Here we are, in the grips of a third lockdown, and once again schools have been shut to restrict the spread of Coronavirus and we are home schooling again.  Parents are expected to grasp the role of educator once more, as well as juggle all their other responsibilities and demands of working from home, housework and shopping, caring for elderly relatives, dog walking and still find time to look after their own mental health and wellbeing.

Many parents will tell you that they really struggle to support their children with learning.  In my experience, parents often admit to beating themselves up for failing to engage their child in learning, but there are many reasons for this relationship being difficult.  Firstly, the dynamic is complex.  It’s extraordinarily hard to step from a parent role, which is nurturing, loving and physically affectionate at the same time being a disciplinarian, mentor and role model to one of teacher, learning supporter and instructor. It’s an almost impossible balance to achieve.  And that’s before we factor in the issue of motivation (that’s the child’s, not the parent’s!).

You need to manage your time in a way that retains your sanity!  Whilst we’d all like to be superheroes, the reality is that there are only so many hours in a day and, right now, it’s expected that you fit in a sizeable chunk of your child’s learning on top of everything else.  The Government have ‘suggested’ that each primary child should have 3 hours a day of learning during the weeks they’re not in school due to the pandemic, and 4 hours a day for secondary students.  Some schools have managed, through a combination of live sessions, pre-recorded lessons, downloadable worksheets and learning tasks and independent learning activities to meet these targets.  Some have not.  Some schools are really struggling.  Many parents have employed an online tutor; this isn’t practical or realistic for many, but there are still a large number of free activities available to children learning online.  Putting this altogether in a structured format is no easy task.

How are parents meant to juggle 3/4 hours of learning with perhaps 3 different ages and year groups, combined with challenges around special needs, whether academic or behavioural?  You can’t, is the answer.  All you can do is do what you can.  And stop feeling inadequate because you feel you’re not handling home learning as well as you think you should.  Allow those feelings of self-doubt to run away with the bath water, after you’ve had a long, luxurious soak to congratulate yourself for getting through another ‘school’ day.  Or there’s a real chance of ‘parent burnout’ – another expression which I’m sure will be added to our English dictionary along with other pandemic related words such as: unprecedented, lockdown, furlough and social distancing.

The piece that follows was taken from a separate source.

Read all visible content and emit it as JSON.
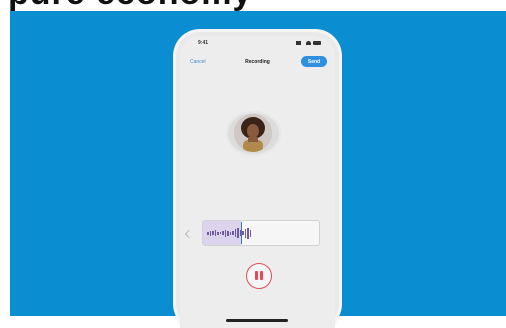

For those fortunate enough to have ‘support bubbles‘, use them!  They are there, and allowed to be there, to help and support you.  Don’t feel you’re failing because you have to rely on your mother, father or friend to take the helm for the odd morning each week.  We are all human and with that comes all our ‘humanity’; it’s ok to need a break and it’s ok to lean on someone else.

Where all learning has moved online, one of the more common issues parents have experienced is the lack of household devices.  If you have several children all needing to learn at the same time, this can prove difficult.  According to a recent report, 40% of households have limited access to the tech needed to participate in online learning, including a working printer or even stationery and craft materials.  And how difficult is it for a secondary student to learn using a phone?  There are initiatives to help with this.  The London Grid for Learning have a scheme to supply the hardware to those who need it, EE, O2, Three and Vodafone have promised free access to Oak View Academy’s online lessons to those households struggling with their broadband and/or data restrictions and you can even access Microsoft Teams and Google classroom via a PlayStation or Xbox.  Yes, really, you can!  Even the BBC have laid on both primary and secondary lessons through their mainstream service as well as their sister channels.

My advice to you is to set up a strict routine.  Children need structure.  That’s why they work to a timetable when in school.  Factor in regular breaks for drinks, snacks and exercise.  If you can, set up a learning space which is comfortable and free from distractions.  And mix it up a bit; learning is not all about formal activities.  Reading, playing Scrabble, dominoes and even talking to each other all boosts skills and knowledge.  Non-tech tasks are now more important than ever within your child’s learning world.  Small children might enjoy imaginative role play, older children might enjoy putting together the dinner (under supervision of course).

Lack of socialisation is hard for children, especially as siblings don’t always get on together, so ensuring your child interacts with others can be a major headache with schools closed, extra-curricular activities cancelled and no friends over to play. Look for imaginative ways to help your child stay sociable, talk to them, encourage them to discuss things which are important to them which in turn will support their mental health and decrease their chances of isolation.

Whatever home-schooling throws at you, think about it as a challenge, not a chore.  Think of it as a chance to do something different, to build YOUR skills.  And most of all, think about it as another way you can help your child grow and develop, academically, psychologically and socially.